Eines Tages werde ich mich zwingen, noch einmal alle meine alten Rezensionen zu lesen. Ich weiß, dass es mir furchtbar peinlich sein wird. Ich bin früheren Kritikern begegnet, die sich nicht einmal mehr daran erinnern können, was sie geschrieben haben. Wir kommen alle nicht ungeschoren davon. Ich weiß, dass ich oft bereuen werde, was ich in der Zeitung geschrieben habe. Öfter, als ich das bereuen werde, was ich in Romanen geschrieben habe. Ich werde nicht immer stolz sein, auch wenn ich nie die Schlachterschürze vorgebunden habe.

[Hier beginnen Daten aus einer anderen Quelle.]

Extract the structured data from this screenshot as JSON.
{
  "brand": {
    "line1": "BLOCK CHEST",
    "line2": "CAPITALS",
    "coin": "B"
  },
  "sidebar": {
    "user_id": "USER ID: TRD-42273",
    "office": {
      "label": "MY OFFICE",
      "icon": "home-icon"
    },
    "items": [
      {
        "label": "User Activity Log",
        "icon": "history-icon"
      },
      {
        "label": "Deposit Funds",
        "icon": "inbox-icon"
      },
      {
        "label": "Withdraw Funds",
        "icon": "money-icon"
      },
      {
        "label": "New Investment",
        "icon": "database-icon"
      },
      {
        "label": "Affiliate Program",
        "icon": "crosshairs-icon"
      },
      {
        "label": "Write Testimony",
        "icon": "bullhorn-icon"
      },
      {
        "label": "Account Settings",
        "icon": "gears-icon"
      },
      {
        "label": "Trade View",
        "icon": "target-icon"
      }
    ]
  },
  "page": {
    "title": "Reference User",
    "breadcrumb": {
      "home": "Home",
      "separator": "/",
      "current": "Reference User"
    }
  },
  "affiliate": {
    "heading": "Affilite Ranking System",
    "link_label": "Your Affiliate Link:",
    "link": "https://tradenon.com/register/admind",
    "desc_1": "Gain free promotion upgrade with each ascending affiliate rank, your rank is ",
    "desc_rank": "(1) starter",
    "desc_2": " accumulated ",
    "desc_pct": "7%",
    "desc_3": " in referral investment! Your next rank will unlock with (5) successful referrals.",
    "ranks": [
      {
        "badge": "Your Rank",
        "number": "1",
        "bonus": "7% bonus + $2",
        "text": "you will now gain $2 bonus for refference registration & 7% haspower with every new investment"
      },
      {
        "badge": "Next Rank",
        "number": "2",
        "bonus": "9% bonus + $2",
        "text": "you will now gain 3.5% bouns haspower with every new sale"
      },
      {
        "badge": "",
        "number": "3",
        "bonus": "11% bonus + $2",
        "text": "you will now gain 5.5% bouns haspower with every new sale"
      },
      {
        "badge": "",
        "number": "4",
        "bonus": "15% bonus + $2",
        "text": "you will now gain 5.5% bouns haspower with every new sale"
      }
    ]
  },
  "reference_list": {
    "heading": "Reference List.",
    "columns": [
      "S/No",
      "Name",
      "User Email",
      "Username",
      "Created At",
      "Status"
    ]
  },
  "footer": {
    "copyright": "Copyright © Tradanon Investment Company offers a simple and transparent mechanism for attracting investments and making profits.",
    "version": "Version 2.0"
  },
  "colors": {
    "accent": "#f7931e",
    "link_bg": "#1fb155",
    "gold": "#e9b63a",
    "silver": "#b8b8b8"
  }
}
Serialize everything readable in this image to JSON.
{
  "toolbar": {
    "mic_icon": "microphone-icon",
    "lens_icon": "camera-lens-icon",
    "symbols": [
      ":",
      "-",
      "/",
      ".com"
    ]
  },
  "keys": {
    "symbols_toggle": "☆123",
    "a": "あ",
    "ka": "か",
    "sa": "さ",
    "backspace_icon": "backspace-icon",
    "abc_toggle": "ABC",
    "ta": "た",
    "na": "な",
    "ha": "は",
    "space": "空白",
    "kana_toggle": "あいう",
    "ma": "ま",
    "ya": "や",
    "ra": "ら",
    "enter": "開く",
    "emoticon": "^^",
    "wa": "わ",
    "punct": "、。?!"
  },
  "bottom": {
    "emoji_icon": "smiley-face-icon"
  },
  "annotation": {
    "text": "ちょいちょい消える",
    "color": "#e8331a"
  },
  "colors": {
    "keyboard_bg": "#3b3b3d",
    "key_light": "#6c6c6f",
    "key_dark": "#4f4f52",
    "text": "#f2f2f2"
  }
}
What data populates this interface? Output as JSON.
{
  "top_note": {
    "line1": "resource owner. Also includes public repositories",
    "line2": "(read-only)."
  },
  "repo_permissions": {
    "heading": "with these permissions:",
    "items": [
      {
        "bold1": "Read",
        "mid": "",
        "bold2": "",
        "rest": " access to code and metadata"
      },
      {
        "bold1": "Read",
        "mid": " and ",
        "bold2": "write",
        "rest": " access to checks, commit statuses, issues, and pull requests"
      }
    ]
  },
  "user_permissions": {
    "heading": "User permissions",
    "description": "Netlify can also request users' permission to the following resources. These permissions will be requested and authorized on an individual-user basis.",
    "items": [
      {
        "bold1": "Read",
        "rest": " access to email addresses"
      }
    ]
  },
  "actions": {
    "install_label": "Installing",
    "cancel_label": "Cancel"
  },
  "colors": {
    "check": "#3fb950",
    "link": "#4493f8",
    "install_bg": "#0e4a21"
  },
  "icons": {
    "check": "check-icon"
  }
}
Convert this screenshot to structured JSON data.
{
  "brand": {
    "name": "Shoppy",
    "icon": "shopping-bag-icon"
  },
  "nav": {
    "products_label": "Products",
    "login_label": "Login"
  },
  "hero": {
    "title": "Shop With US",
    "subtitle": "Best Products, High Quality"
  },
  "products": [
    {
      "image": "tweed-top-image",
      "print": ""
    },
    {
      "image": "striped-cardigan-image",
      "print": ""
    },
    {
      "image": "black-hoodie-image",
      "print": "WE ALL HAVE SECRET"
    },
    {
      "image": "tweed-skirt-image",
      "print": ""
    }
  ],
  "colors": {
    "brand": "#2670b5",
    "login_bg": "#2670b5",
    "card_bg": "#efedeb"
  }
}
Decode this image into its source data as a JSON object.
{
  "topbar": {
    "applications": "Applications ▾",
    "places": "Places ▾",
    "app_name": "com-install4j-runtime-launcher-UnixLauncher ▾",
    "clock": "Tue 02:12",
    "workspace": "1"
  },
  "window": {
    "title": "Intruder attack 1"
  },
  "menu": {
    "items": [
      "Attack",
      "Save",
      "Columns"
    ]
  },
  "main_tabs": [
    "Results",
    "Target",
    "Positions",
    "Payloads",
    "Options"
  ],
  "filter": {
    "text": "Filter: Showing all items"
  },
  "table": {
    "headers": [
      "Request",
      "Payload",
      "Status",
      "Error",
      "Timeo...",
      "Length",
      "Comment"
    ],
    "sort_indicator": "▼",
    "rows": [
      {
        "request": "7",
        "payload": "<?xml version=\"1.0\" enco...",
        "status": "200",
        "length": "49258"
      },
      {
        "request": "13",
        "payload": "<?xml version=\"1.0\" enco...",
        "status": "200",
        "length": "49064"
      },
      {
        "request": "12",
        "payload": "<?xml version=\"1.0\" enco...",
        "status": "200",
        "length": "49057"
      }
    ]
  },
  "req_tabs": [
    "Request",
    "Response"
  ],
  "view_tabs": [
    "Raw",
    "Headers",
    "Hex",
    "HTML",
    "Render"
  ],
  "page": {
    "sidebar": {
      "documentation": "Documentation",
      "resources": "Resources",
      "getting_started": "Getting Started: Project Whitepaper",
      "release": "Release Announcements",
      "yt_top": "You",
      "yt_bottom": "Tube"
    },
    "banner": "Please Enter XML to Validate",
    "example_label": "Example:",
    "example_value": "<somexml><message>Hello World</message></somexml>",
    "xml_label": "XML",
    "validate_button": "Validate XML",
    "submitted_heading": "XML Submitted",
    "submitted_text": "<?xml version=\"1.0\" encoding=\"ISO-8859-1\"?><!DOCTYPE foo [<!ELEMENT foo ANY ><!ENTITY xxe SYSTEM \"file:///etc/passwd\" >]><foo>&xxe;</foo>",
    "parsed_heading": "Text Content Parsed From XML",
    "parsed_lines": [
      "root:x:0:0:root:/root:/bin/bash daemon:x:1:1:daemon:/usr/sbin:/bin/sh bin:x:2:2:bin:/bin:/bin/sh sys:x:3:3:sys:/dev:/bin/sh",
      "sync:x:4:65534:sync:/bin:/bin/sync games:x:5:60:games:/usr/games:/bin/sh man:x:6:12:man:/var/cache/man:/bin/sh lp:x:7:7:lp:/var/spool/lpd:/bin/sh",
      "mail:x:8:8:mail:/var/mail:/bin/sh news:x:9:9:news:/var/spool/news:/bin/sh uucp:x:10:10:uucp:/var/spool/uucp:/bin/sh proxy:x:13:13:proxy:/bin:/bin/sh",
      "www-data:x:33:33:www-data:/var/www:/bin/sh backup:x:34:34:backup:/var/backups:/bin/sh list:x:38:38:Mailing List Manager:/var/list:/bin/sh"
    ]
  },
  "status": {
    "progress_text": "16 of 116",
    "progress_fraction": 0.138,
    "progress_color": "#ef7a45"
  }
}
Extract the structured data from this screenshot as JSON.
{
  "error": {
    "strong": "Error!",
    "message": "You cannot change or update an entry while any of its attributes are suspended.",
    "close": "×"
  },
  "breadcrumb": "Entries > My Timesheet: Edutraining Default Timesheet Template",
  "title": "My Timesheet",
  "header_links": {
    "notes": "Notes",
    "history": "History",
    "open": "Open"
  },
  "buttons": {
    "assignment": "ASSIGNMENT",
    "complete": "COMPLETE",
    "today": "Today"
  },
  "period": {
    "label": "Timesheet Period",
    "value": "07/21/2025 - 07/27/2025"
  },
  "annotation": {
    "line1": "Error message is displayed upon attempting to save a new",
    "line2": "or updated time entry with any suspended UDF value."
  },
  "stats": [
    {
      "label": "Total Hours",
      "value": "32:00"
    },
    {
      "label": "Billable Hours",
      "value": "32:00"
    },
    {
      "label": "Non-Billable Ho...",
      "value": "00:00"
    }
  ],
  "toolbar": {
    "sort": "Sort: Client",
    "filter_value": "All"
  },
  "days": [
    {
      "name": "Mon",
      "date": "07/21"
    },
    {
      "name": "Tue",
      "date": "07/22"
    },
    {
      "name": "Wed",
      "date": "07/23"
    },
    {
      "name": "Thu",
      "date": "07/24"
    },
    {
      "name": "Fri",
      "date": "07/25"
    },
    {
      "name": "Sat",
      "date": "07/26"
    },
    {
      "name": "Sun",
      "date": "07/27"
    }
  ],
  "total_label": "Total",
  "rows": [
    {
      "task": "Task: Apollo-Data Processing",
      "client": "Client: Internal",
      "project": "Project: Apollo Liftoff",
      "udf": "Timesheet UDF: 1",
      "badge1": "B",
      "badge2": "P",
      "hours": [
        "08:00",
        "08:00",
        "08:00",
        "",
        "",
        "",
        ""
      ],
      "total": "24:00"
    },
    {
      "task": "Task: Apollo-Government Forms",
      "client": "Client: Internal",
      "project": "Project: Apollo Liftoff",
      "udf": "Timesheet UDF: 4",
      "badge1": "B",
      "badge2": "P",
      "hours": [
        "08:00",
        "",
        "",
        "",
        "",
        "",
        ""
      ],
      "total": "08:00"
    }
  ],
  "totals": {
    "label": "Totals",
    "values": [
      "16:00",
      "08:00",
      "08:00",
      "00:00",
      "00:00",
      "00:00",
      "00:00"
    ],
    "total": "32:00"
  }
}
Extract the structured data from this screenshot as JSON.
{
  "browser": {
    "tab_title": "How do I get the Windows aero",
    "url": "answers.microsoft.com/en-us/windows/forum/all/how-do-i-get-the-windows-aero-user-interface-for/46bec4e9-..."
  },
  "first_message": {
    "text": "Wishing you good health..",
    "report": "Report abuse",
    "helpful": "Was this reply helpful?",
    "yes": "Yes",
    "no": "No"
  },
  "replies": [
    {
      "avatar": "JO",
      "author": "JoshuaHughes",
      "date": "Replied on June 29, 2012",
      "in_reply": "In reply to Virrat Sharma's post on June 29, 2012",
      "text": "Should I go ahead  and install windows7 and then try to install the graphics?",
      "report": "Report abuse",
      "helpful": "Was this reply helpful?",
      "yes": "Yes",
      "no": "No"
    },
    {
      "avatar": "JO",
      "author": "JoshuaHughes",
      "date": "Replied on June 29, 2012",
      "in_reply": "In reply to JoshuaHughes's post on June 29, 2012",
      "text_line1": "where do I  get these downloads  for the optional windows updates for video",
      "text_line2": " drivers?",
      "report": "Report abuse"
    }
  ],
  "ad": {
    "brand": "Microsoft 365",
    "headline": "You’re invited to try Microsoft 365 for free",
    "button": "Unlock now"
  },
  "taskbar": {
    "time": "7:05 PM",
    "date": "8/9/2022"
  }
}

Jemanden hereinholen. Jemanden herausnehmen. Das klingt fast militärisch. Aber darauf basieren die heutigen Reality-Serien. Jemand muss entfernt werden. Verschwinden. Am Ende ist nur eine einzige Person übrig. Der Sieger oder die Siegerin. Jemanden verschwinden zu lassen bedeutet auf gut Norwegisch eigentlich: jemanden umbringen. Aber nichts ist eindeutig. In Libyen haben norwegische Jagdflieger viele Wochen lang Menschen verschwinden lassen, ohne auch nur zu wissen, was sie bombardierten. Das heißt, sie ließen sie nicht verschwinden, sie ließen sie einfach in einer Blutlache in der Wüste liegen, während sie ihr Tempo steigerten, hoch oben am Himmel, und zum nächsten Ort weiterflogen, wo sich jemand bewegte. Aber nach der Bombe im Regierungsviertel und dem Massaker auf Utøya sprachen wir nur über Gemeinschaft, darüber, dass jedes Leben unersetzlich ist. »Ist es nicht an der Zeit, dass wir anfangen, uns wie Menschen zu benehmen?«, fragte der Philosoph Arne Næss, als er sich anschickte, die Organisation Fremtiden i våre hender zu gründen. Nun zitierten wir Nordahl Grieg: »Still bewegt sich das glitzernde Band der Granaten. Haltet ihren Zug in den Tod an, haltet ihn mit Geist auf.« Musik ist Geist. Das hätten auf jeden Fall meine alten Lehrer an der Waldorfschule gesagt. Als uns die Ausmaße der Katastrophe aufzugehen begannen, und als die Zahlen der Toten von Utøya bekanntgegeben wurden, brachte der NRK die ganze Zeit Musik.

Musik ist immer die Rettung, wenn wir anfangen, über die Wörter zu stolpern.